Concerns are growing throughout the U.S. military about the potential difficulties in rapidly deploying large amounts of personnel and equipment into a theater of operations under fire during a major conflict and whether there will be any bases of operation to support them once they get there. Now, the U.S. Army says it is looking for ways to ensure that individual brigade combat teams will have supplies, especially fuel and water, to be able to keep fighting for up to a week without a guaranteed supply chain.
U.S. Army Lieutenant General Aundre Piggee, the service’s Deputy Chief of Staff for Logistics, publicly announced the goal, and explained some immediate hurdles, at an Association of the U.S. Army-sponsored Institute of Land Warfare breakfast on Nov. 6, 2018. At present, the service only expects combat brigades, which typically have between 3,000 and 5,000 individuals and hundreds of vehicles and other pieces of major equipment, to be able to sustain independent operations for a maximum of three days.

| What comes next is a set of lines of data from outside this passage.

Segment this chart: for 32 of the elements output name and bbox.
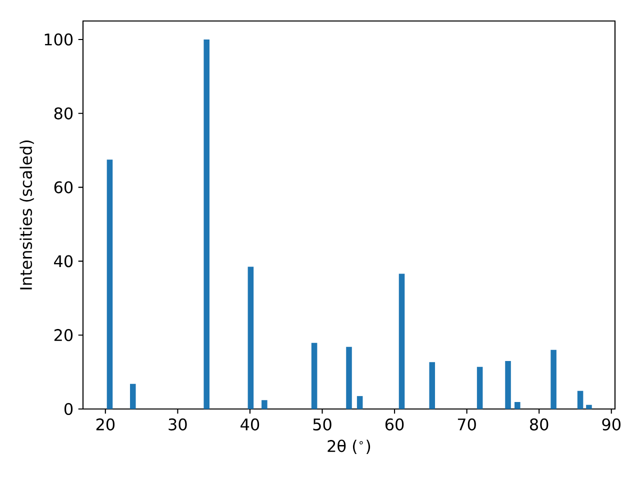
bar [356,396,363,409]
bar [262,400,268,409]
y-tick-label: 40 [54,255,73,268]
y-tick-label: 100 [44,33,73,46]
bar [204,39,210,409]
bar [346,346,352,409]
bar [130,384,136,409]
x-tick-label: 70 [458,418,476,430]
x-tick-label: 20 [96,418,115,430]
bar [429,362,436,409]
bar [311,342,318,409]
x-tick-label: 30 [168,418,187,430]
y-tick-label: 80 [54,107,73,120]
bar [398,274,405,409]
bar [248,266,254,409]
x-tick-label: 50 [313,418,332,430]
bar [476,366,483,409]
bar [505,360,511,409]
bar [514,402,520,409]
bar [550,350,556,409]
y-tick-label: 20 [54,329,73,342]
x-tick-label: 60 [385,418,404,430]
bar [586,404,592,409]
x-tick-label: 90 [602,418,620,430]
x-tick-label: 80 [530,418,548,430]
y-tick-label: 60 [54,181,73,194]
x-axis-title: 2θ ($^{∘}$) [328,440,370,454]
bar [106,160,113,409]
x-tick-label: 40 [240,418,260,430]
y-axis-title: Intensities (scaled) [20,140,34,290]
bar [577,390,584,409]
y-tick-label: 0 [64,402,73,416]
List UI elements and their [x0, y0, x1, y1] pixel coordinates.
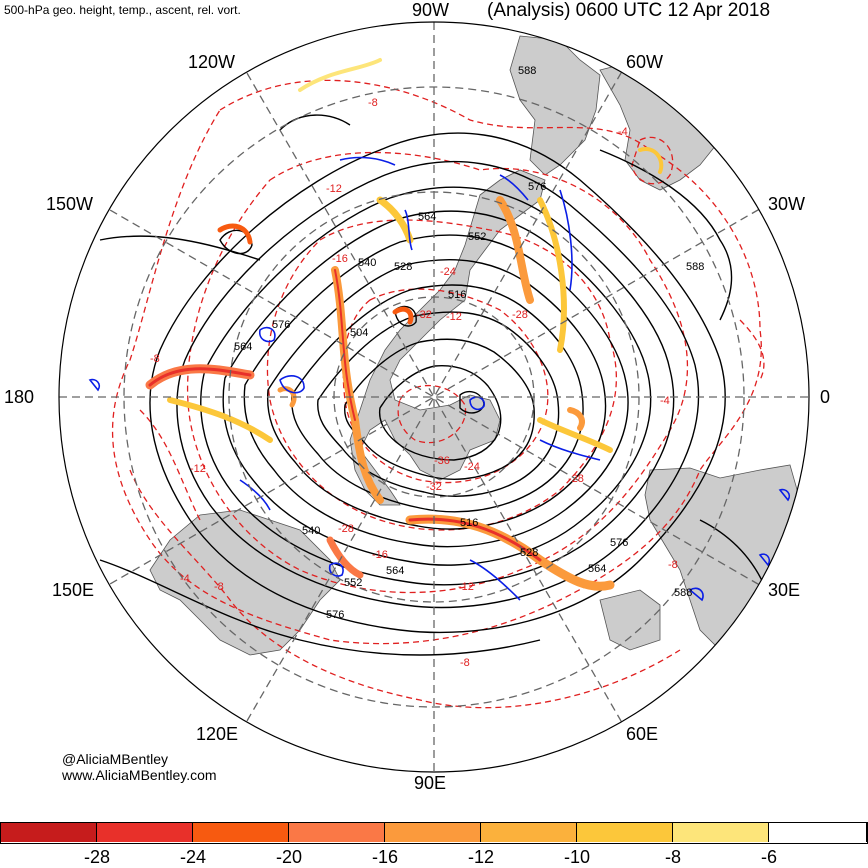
height-label: 564	[418, 211, 436, 223]
height-label: 576	[272, 319, 290, 331]
height-label: 576	[610, 537, 628, 549]
colorbar-label: -16	[371, 847, 399, 867]
credit-website[interactable]: www.AliciaMBentley.com	[62, 767, 217, 783]
height-labels: 588 576 564 552 540 528 516 504 576 564 …	[234, 65, 704, 621]
variables-title: 500-hPa geo. height, temp., ascent, rel.…	[4, 3, 241, 17]
height-label: 540	[302, 525, 320, 537]
polar-map: 90W 60W 30W 0 30E 60E 90E 120E 150E 180 …	[4, 0, 830, 793]
height-label: 528	[520, 547, 538, 559]
height-label: 564	[386, 565, 404, 577]
lon-label-120e: 120E	[196, 724, 238, 744]
lon-label-30w: 30W	[768, 194, 805, 214]
vorticity-contours	[88, 156, 791, 602]
height-label: 516	[460, 517, 478, 529]
temp-label: -28	[512, 309, 528, 321]
temp-label: -28	[568, 473, 584, 485]
colorbar-segment	[193, 822, 289, 842]
lon-label-150e: 150E	[52, 580, 94, 600]
longitude-labels: 90W 60W 30W 0 30E 60E 90E 120E 150E 180 …	[4, 0, 830, 793]
temp-label: -8	[668, 559, 678, 571]
temp-label: -16	[332, 253, 348, 265]
height-label: 552	[344, 577, 362, 589]
lon-label-60e: 60E	[626, 724, 658, 744]
colorbar-segment	[97, 822, 193, 842]
colorbar-segment	[673, 822, 769, 842]
temp-label: -12	[458, 581, 474, 593]
credit-handle: @AliciaMBentley	[62, 751, 169, 767]
lon-label-90e: 90E	[414, 773, 446, 793]
colorbar-segment	[289, 822, 385, 842]
height-label: 552	[468, 231, 486, 243]
colorbar-segment	[481, 822, 577, 842]
lon-label-180: 180	[4, 387, 34, 407]
colorbar-label: -6	[760, 847, 778, 867]
height-label: 588	[686, 261, 704, 273]
height-label: 576	[326, 609, 344, 621]
lon-label-120w: 120W	[188, 52, 235, 72]
colorbar-segment	[385, 822, 481, 842]
temp-label: -32	[416, 309, 432, 321]
height-label: 516	[448, 289, 466, 301]
temp-label: -8	[460, 657, 470, 669]
lon-label-0: 0	[820, 387, 830, 407]
colorbar-segment	[0, 822, 97, 842]
temp-label: -4	[618, 126, 628, 138]
lon-label-30e: 30E	[768, 580, 800, 600]
colorbar-label: -12	[467, 847, 495, 867]
valid-time-title: (Analysis) 0600 UTC 12 Apr 2018	[487, 0, 771, 21]
landmass-east-asia	[599, 589, 661, 651]
temp-label: -8	[214, 581, 224, 593]
temp-label: -4	[660, 395, 670, 407]
temperature-labels: -8 -4 -12 -16 -24 -28 -32 -36 -32 -28 -1…	[150, 97, 678, 669]
colorbar-label: -24	[179, 847, 207, 867]
temp-label: -24	[464, 461, 480, 473]
landmass-north-america	[349, 169, 546, 506]
height-label: 528	[394, 261, 412, 273]
temp-label: -16	[372, 549, 388, 561]
landmass-africa-asia	[644, 464, 801, 651]
height-label: 576	[528, 181, 546, 193]
temp-label: -8	[368, 97, 378, 109]
colorbar-segment	[769, 822, 867, 842]
colorbar-label: -8	[664, 847, 682, 867]
landmass-greenland	[509, 35, 601, 176]
lon-label-60w: 60W	[626, 52, 663, 72]
temp-label: -24	[440, 266, 456, 278]
colorbar-frame	[0, 822, 868, 844]
lon-label-90w: 90W	[412, 0, 449, 20]
landmass-north-atlantic-europe	[599, 54, 741, 191]
temp-label: -32	[426, 481, 442, 493]
ascent-shading	[145, 58, 664, 591]
temp-label: -12	[190, 463, 206, 475]
lon-label-150w: 150W	[46, 194, 93, 214]
colorbar-label: -10	[563, 847, 591, 867]
colorbar-segment	[577, 822, 673, 842]
lat-lon-grid	[59, 22, 809, 772]
height-label: 588	[674, 587, 692, 599]
height-label: 588	[518, 65, 536, 77]
colorbar-label: -20	[275, 847, 303, 867]
height-label: 504	[350, 327, 368, 339]
map-boundary	[58, 21, 810, 773]
temp-label: -8	[150, 353, 160, 365]
height-label: 564	[588, 563, 606, 575]
colorbar-label: -28	[83, 847, 111, 867]
temp-label: -12	[326, 183, 342, 195]
height-label: 540	[358, 257, 376, 269]
temp-label: -36	[434, 455, 450, 467]
temp-label: -28	[338, 523, 354, 535]
temp-label: -12	[446, 311, 462, 323]
height-label: 564	[234, 341, 252, 353]
temp-label: -4	[180, 573, 190, 585]
ascent-colorbar: -28 -24 -20 -16 -12 -10 -8 -6	[0, 822, 868, 867]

“Our goal [is] to have brigade combat teams sustain themselves for seven days without resupply,” Piggee said. “That is significant. Seven days, that is a challenge.”

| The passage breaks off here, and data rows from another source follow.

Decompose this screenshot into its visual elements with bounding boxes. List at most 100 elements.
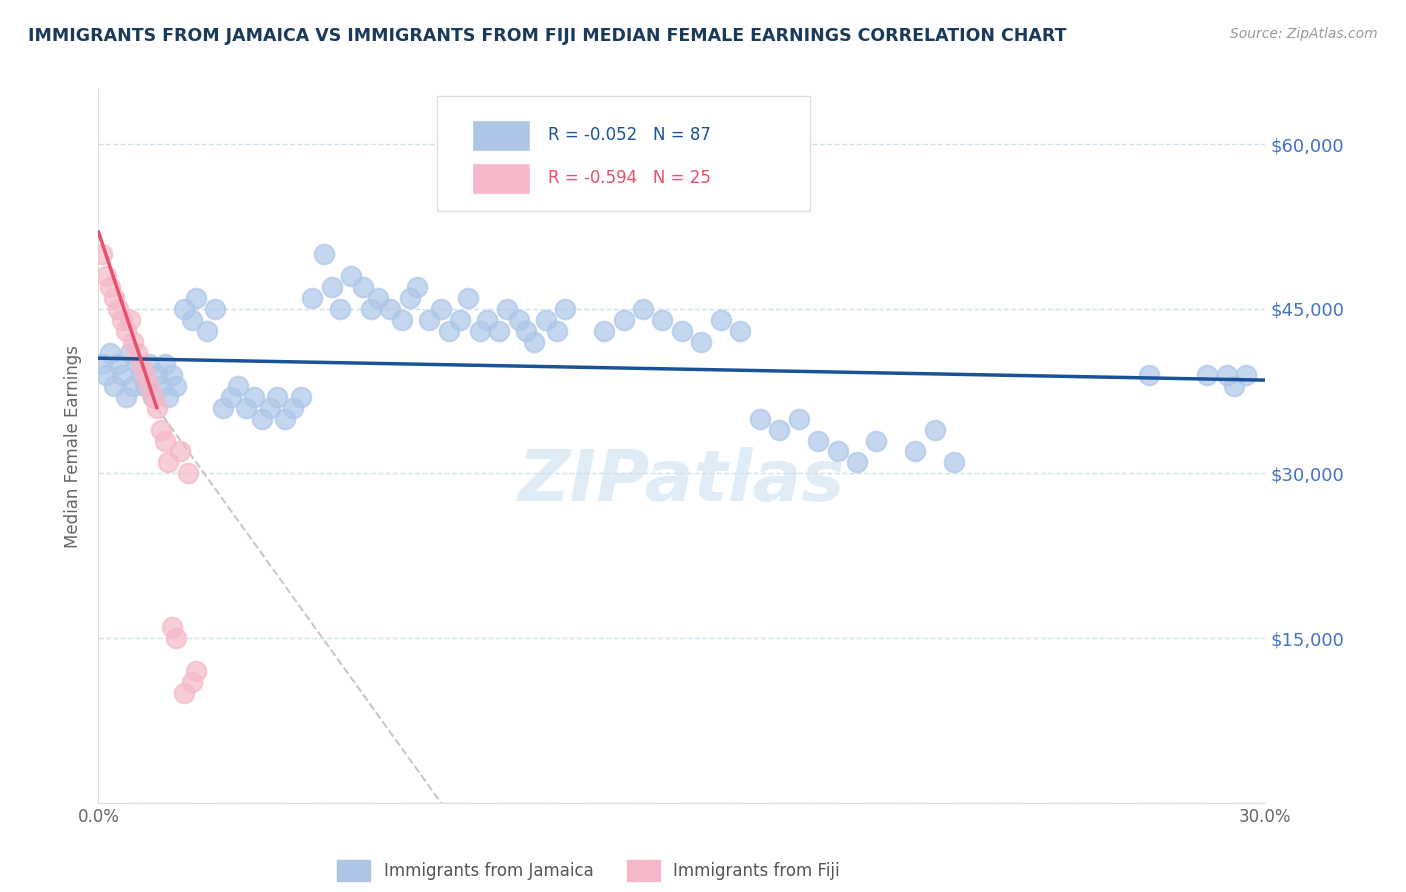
Point xyxy=(266,390,288,404)
Point xyxy=(180,675,202,690)
Point xyxy=(149,378,172,392)
Point xyxy=(768,423,790,437)
Point xyxy=(367,291,389,305)
Point xyxy=(593,324,616,338)
Point xyxy=(103,291,125,305)
Point xyxy=(437,324,460,338)
Point xyxy=(807,434,830,448)
Point xyxy=(142,390,165,404)
Point xyxy=(114,324,136,338)
Legend: Immigrants from Jamaica, Immigrants from Fiji: Immigrants from Jamaica, Immigrants from… xyxy=(330,854,846,888)
Point xyxy=(391,312,413,326)
Point xyxy=(378,301,402,316)
Point xyxy=(449,312,471,326)
Point xyxy=(671,324,693,338)
Point xyxy=(204,301,226,316)
Bar xyxy=(472,162,530,194)
Point xyxy=(162,368,184,382)
Point xyxy=(118,345,141,359)
Point xyxy=(360,301,382,316)
Point xyxy=(157,455,180,469)
Point xyxy=(477,312,499,326)
Text: Source: ZipAtlas.com: Source: ZipAtlas.com xyxy=(1230,27,1378,41)
Point xyxy=(169,444,191,458)
Point xyxy=(219,390,242,404)
Point xyxy=(195,324,218,338)
Point xyxy=(690,334,713,349)
Point xyxy=(107,357,129,371)
Point xyxy=(134,378,156,392)
Point xyxy=(523,334,546,349)
Point xyxy=(177,467,200,481)
Point xyxy=(138,378,160,392)
Point xyxy=(574,169,596,184)
Point xyxy=(554,301,576,316)
Point xyxy=(96,368,118,382)
Text: R = -0.594   N = 25: R = -0.594 N = 25 xyxy=(548,169,710,187)
Point xyxy=(827,444,849,458)
Point xyxy=(508,312,530,326)
Point xyxy=(127,357,149,371)
Point xyxy=(146,368,169,382)
Point xyxy=(495,301,517,316)
Point xyxy=(165,378,187,392)
Point xyxy=(943,455,966,469)
Point xyxy=(114,390,136,404)
Point xyxy=(1223,378,1246,392)
Point xyxy=(730,324,752,338)
Point xyxy=(107,301,129,316)
Point xyxy=(184,664,207,678)
Point xyxy=(515,324,537,338)
Point xyxy=(91,247,114,261)
Point xyxy=(904,444,927,458)
Point xyxy=(329,301,352,316)
Point xyxy=(180,312,202,326)
Bar xyxy=(472,120,530,151)
Point xyxy=(250,411,273,425)
Point xyxy=(274,411,297,425)
Point xyxy=(787,411,810,425)
Point xyxy=(321,280,343,294)
Point xyxy=(157,390,180,404)
Point xyxy=(534,312,557,326)
Point xyxy=(281,401,304,415)
Point xyxy=(153,357,176,371)
Point xyxy=(613,312,636,326)
Point xyxy=(710,312,733,326)
Point xyxy=(1234,368,1257,382)
Point xyxy=(103,378,125,392)
Point xyxy=(1137,368,1160,382)
Point xyxy=(340,268,363,283)
Point xyxy=(138,357,160,371)
Text: IMMIGRANTS FROM JAMAICA VS IMMIGRANTS FROM FIJI MEDIAN FEMALE EARNINGS CORRELATI: IMMIGRANTS FROM JAMAICA VS IMMIGRANTS FR… xyxy=(28,27,1067,45)
Point xyxy=(134,368,156,382)
Point xyxy=(184,291,207,305)
Point xyxy=(98,280,121,294)
Point xyxy=(488,324,510,338)
Point xyxy=(235,401,257,415)
Point xyxy=(122,378,145,392)
Point xyxy=(429,301,451,316)
Point xyxy=(1195,368,1218,382)
Point xyxy=(173,301,195,316)
Point xyxy=(91,357,114,371)
Point xyxy=(243,390,266,404)
Text: R = -0.052   N = 87: R = -0.052 N = 87 xyxy=(548,127,710,145)
Point xyxy=(153,434,176,448)
Point xyxy=(290,390,312,404)
Point xyxy=(98,345,121,359)
Point xyxy=(149,423,172,437)
Point xyxy=(127,345,149,359)
FancyBboxPatch shape xyxy=(437,96,810,211)
Point xyxy=(259,401,281,415)
Point xyxy=(846,455,869,469)
Point xyxy=(631,301,654,316)
Point xyxy=(468,324,491,338)
Point xyxy=(129,368,152,382)
Point xyxy=(146,401,169,415)
Point xyxy=(173,686,195,700)
Point xyxy=(748,411,770,425)
Point xyxy=(212,401,235,415)
Point xyxy=(111,312,134,326)
Point xyxy=(651,312,673,326)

But it’s a challenge the officer explained as being vital to overcome if the Army expects to conduct potential high-end conflicts against “great power competitors,” such as Russia and China, in the future. The Army’s top logistician echoed recent sentiments from other senior U.S. military officials that American forces have become complacent and overly reliant on well established logistical networks and fixed bases of operations after nearly two decades of low-intensity conflicts in countries such as Iraq and Afghanistan.